All Over But the Shoutin'

Rick Bragg

All Over but the Shoutin'

“Like I said, we were too stupid to realize that, as our lives spun round and round on these trivial things, my momma's life was running through her hands like water.

As the years went by, she went out less and less when she didn't have to, to chase the work. She never went to church. She just prayed at home. She almost never went to the PTA meetings, or Halloween Carnivals, or Christmas parades, or, later, to see us play basketball or baseball. Our aunts Nita and Jo drove us where we needed to go. Years later when I was in junior high school, I won the Calhoun County public speaking championship sponsored by the 4-H Club. My momma didn't go.

A hundred times in my life, people have asked me why didn't she just get another husband. One idiot, one of those trust fund babies the newspaper business is riddled with, even asked why she didn't just go to college.

You have to understand the time and place. She was a married woman in Alabama in the 1960s. Divorce was shameful at best, and impossible if the man did not agree. She was not weak. She was never weak. But convention bound her....”
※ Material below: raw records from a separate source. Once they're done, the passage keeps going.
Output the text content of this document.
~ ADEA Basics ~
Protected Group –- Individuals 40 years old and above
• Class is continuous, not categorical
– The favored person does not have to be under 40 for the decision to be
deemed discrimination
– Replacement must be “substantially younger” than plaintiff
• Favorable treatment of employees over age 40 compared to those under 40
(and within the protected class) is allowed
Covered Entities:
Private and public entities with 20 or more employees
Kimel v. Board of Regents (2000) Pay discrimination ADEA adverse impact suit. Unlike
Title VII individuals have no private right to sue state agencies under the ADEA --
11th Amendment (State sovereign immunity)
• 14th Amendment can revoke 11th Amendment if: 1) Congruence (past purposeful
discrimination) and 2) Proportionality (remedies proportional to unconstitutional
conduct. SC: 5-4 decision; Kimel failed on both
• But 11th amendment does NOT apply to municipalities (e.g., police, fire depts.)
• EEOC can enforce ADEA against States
The passage above is from Rick Bragg's memoir of his mother, titled All Over but the Shoutin'. Bragg, a national correspondent for the New York Times, won the Pulitzer Prize for feature writing in 1996. This book, the author notes, is “...not an important book. It is only the story of a strong woman, a tortured man and three sons who live hemmed in by thin cotton and ragged history in northeastern Alabama, in a time when blacks and whites found reason to hate each other and a whole lot of people could not stand themselves. Anyone could tell it, anyone with a daddy who let his finer nature slip away from him during an icebound war in Korea, who allowed the devil inside him to come grinnin' out every time a sip of whiskey trickled in, who finally just abandoned his young wife and sons to the pity of their kin and to the well-meaning neighbors who came bearing boxes of throwaway clothes.

Anyone could tell it, anyone who had a momma who went eighteen years without a new dress so her sons could have school clothes, who picked cotton in other people's fields and ironed other people's clothes and cleaned the mess in other people's homes, so that her children didn't have to live on welfare alone, so that one of them could climb up her backbone and escape the poverty and hopelessness that ringed them, free and clean.”

Bragg's tribute to his mother is haunting and moving, the record of a life at once harrowing and cruel, and yet triumphant. Beautifully written and deeply affecting, Bragg brings home the love and suffering that lie at the heart of every family. Be sure to read all about it.